Question

De Novo Assembly With 1X Coverage?

0

Entering edit mode

12.1 years ago

Biomonika (Noolean) 3.2k

Hi guys,

I am working with 454 reads with 1x coverage. In order to find centromeric repetition, I was thinking about assembling reads and then trying to recognize repetitive regions. However, I am not sure how much sense it makes to assembly reads with such coverage.

Any help will be appreciated. Thanks.

EDIT: Thank you very much for the answers. I decided to reformulate problem. I have 454 reads with 1x coverage from Cardamine rivularis and my aim is to find centromeric repetition. Therefore there are two basic approches - looking for repetition in raw reads and looking for repetition in assembly (use of this is ambiguous with this coverage).

I have also had idea to use centromeric repeats from other species as reference sequences and try to map reads on them. In case that repeat from Cardamine would be similiar (what is not probable:), this could work.

I will postpone checking answer untill I will try:) Comments and discussion still more than welcome and thanks a lot for answers and comments discussed so far.

assembly clustering • 3.8k views

ADD COMMENT • link updated 12.1 years ago by lexnederbragt ★ 1.3k • written 12.1 years ago by Biomonika (Noolean) 3.2k

1

Entering edit mode

At 1X coverage, working with raw reads is probably better than assembly. At least for human, centromeres are mostly imperfect satellite repeats. I do not think at 1X you can get more from assembly.

ADD REPLY • link 12.1 years ago by lh3 33k

1

Entering edit mode

De novo assembly is not the right method for detecting highly repetitive regions. Try clustering of sequence reads instead, e.g. cd-hit, or cd-hit 454 see the link below.

ADD REPLY • link 12.1 years ago by Michael 54k

1

Entering edit mode

http://biostar.stackexchange.com/questions/1968/how-to-cluster-454-reads/1969#1969

ADD REPLY • link updated 4.4 years ago by Ram 43k • written 12.1 years ago by Michael 54k

1

Entering edit mode

Here is a relevant paper where k-mer frequency spectra from 454 reads was used to characterize centromeric regions in rice. http://bioinformatics.oxfordjournals.org/content/26/17/2101.full

ADD REPLY • link 12.1 years ago by SES 8.6k

0

Entering edit mode

Which species do have? Did you consider getting the centromeric repetitions directly from the reads?

ADD REPLY • link 12.1 years ago by Christof Winter ★ 1.0k

0

Entering edit mode

It is from Cardamine rivularis. The thing is that centromeric repeats use to be quite long (180bp in Arabidopsis) and therefore hard to find in 454 data.

ADD REPLY • link 12.1 years ago by Biomonika (Noolean) 3.2k

0

Entering edit mode

Have you tried running RepeatMasker on your reads?

ADD REPLY • link 12.1 years ago by Jeremy Leipzig 22k

0

Entering edit mode

The length of 454 reads has reached 300bp for several years. Your (alpha?) satellite unit should be contained in one read.

ADD REPLY • link 12.1 years ago by lh3 33k

score 2 · Answer 1 · 2012-03-05

2

Entering edit mode

12.1 years ago

SES 8.6k

I'm guessing you study maize (by your picture), and the centromeric tandem repeats in this species consist of monomers of ~156 bp, which is much shorter than your 454 reads. I agree with others that searching the reads would be a better approach.
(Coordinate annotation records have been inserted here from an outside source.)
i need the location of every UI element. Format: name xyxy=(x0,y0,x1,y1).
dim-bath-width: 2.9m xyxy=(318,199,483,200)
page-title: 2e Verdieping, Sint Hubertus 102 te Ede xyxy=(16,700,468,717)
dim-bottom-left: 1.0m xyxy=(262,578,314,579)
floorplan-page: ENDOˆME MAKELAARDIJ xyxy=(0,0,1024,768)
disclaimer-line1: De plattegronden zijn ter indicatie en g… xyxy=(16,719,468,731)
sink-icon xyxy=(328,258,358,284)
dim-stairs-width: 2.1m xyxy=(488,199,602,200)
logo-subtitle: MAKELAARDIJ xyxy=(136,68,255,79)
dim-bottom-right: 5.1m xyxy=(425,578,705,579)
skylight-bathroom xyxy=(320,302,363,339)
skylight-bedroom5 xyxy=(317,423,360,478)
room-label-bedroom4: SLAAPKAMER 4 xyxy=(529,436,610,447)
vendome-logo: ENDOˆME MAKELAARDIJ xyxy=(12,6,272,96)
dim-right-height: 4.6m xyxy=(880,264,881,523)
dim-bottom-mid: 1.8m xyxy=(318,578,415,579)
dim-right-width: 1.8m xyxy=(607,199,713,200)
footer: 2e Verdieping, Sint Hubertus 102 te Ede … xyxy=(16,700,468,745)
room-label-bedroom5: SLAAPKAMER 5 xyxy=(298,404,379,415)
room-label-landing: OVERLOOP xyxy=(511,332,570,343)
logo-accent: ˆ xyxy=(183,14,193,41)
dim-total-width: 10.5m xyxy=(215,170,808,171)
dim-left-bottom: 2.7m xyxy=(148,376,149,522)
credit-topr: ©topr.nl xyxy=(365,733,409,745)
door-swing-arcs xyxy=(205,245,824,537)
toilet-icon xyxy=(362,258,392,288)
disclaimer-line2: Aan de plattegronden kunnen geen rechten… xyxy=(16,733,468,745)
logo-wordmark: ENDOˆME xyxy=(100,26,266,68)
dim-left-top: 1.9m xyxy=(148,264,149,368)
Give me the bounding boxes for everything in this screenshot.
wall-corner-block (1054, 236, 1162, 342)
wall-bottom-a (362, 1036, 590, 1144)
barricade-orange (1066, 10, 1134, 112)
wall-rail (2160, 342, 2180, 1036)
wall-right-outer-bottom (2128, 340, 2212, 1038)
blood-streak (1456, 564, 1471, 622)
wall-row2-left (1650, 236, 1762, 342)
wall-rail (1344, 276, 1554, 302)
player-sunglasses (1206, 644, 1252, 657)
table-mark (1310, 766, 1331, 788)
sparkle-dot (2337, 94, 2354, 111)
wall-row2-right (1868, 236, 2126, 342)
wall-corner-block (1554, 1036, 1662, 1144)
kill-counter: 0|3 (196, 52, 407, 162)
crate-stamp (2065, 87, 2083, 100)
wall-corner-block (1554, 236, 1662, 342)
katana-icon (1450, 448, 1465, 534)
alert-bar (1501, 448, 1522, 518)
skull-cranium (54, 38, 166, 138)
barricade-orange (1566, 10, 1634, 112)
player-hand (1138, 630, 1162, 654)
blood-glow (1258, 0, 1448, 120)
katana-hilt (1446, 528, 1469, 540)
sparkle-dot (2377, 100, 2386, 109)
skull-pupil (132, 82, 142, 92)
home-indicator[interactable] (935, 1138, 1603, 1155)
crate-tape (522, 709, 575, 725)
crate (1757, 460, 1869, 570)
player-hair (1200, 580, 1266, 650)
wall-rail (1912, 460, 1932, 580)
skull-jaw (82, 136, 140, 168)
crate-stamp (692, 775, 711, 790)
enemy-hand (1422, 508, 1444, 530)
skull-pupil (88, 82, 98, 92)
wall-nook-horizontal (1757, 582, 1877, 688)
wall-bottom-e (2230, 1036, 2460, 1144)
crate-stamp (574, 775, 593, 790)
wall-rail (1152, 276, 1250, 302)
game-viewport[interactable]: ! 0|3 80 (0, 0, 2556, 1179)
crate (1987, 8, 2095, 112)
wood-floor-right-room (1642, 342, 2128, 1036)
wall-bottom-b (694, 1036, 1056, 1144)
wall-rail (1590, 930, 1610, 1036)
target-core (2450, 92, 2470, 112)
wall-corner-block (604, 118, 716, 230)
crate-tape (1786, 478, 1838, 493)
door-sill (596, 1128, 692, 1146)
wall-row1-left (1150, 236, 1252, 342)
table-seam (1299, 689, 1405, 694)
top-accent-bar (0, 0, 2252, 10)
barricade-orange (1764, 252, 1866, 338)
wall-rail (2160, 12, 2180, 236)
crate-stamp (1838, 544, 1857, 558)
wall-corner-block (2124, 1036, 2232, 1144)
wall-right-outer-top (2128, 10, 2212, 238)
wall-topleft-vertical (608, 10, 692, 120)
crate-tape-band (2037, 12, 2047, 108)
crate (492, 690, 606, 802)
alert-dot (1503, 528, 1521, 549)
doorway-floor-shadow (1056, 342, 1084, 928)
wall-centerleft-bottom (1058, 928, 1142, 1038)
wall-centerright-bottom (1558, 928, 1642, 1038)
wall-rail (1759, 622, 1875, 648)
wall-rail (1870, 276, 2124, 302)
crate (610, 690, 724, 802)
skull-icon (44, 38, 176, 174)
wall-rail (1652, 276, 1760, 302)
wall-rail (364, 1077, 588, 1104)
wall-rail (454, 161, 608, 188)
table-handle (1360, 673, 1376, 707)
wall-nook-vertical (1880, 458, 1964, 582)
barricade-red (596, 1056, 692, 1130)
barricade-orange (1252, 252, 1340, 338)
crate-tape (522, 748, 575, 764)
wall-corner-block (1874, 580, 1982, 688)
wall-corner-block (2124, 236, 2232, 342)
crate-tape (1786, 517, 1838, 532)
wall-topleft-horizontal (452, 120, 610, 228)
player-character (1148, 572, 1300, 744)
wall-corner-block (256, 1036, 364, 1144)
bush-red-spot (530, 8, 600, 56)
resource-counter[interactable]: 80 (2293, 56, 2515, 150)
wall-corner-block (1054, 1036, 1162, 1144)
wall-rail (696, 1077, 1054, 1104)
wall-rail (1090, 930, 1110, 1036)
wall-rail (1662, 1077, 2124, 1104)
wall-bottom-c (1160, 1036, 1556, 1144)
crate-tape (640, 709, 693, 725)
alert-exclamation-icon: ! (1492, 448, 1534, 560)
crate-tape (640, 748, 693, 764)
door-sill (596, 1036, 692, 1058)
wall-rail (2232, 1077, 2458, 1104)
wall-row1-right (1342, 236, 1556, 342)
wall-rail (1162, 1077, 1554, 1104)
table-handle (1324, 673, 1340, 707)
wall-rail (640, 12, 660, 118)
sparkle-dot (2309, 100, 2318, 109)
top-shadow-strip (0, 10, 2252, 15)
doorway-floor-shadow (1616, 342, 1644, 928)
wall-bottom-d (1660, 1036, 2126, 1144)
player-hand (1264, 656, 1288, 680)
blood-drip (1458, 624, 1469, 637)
Also, active maize centromeres contain a specific clade of retrotransposons (appropriately called centromeric retrotransposons in maize, or CRM elements) which you can easily find in repeat databases or in GenBank for searching your reads.

ADD COMMENT • link 12.1 years ago by SES 8.6k

0

Entering edit mode

It looks like I guessed wrong about your study system, but Cardamine is a cool genus to study chromosome evolution. RepeatMasker may be slow if you have a lot of reads, but is good to try for identifying known repeats, as Jeremy suggested. Also, give TRF (http://tandem.bu.edu/trf/trf.html) a try as you might be more likely to identify centromeric repeats specific to your species.

ADD REPLY • link 12.1 years ago by SES 8.6k

score 1 · Answer 2 · 2012-03-06

It could actually be worth your while trying to do an assembly with these reads. At that low coverage, any alignment between reads the assembler can find indicates that the reads are from repeats. So, any of the (probably few) contigs produced by the assembler is a candidate repeat, thereby reducing the search space drastically relative to searching all the reads. If you intend to use newbler from 454, I recommend increased stringency settings for the overlaps to prevent newbler from spending a lot of time looking for spurious overlaps (minimum overlap length -ml 60, or 80, or even higher, minimum overlap identity 98%, for example).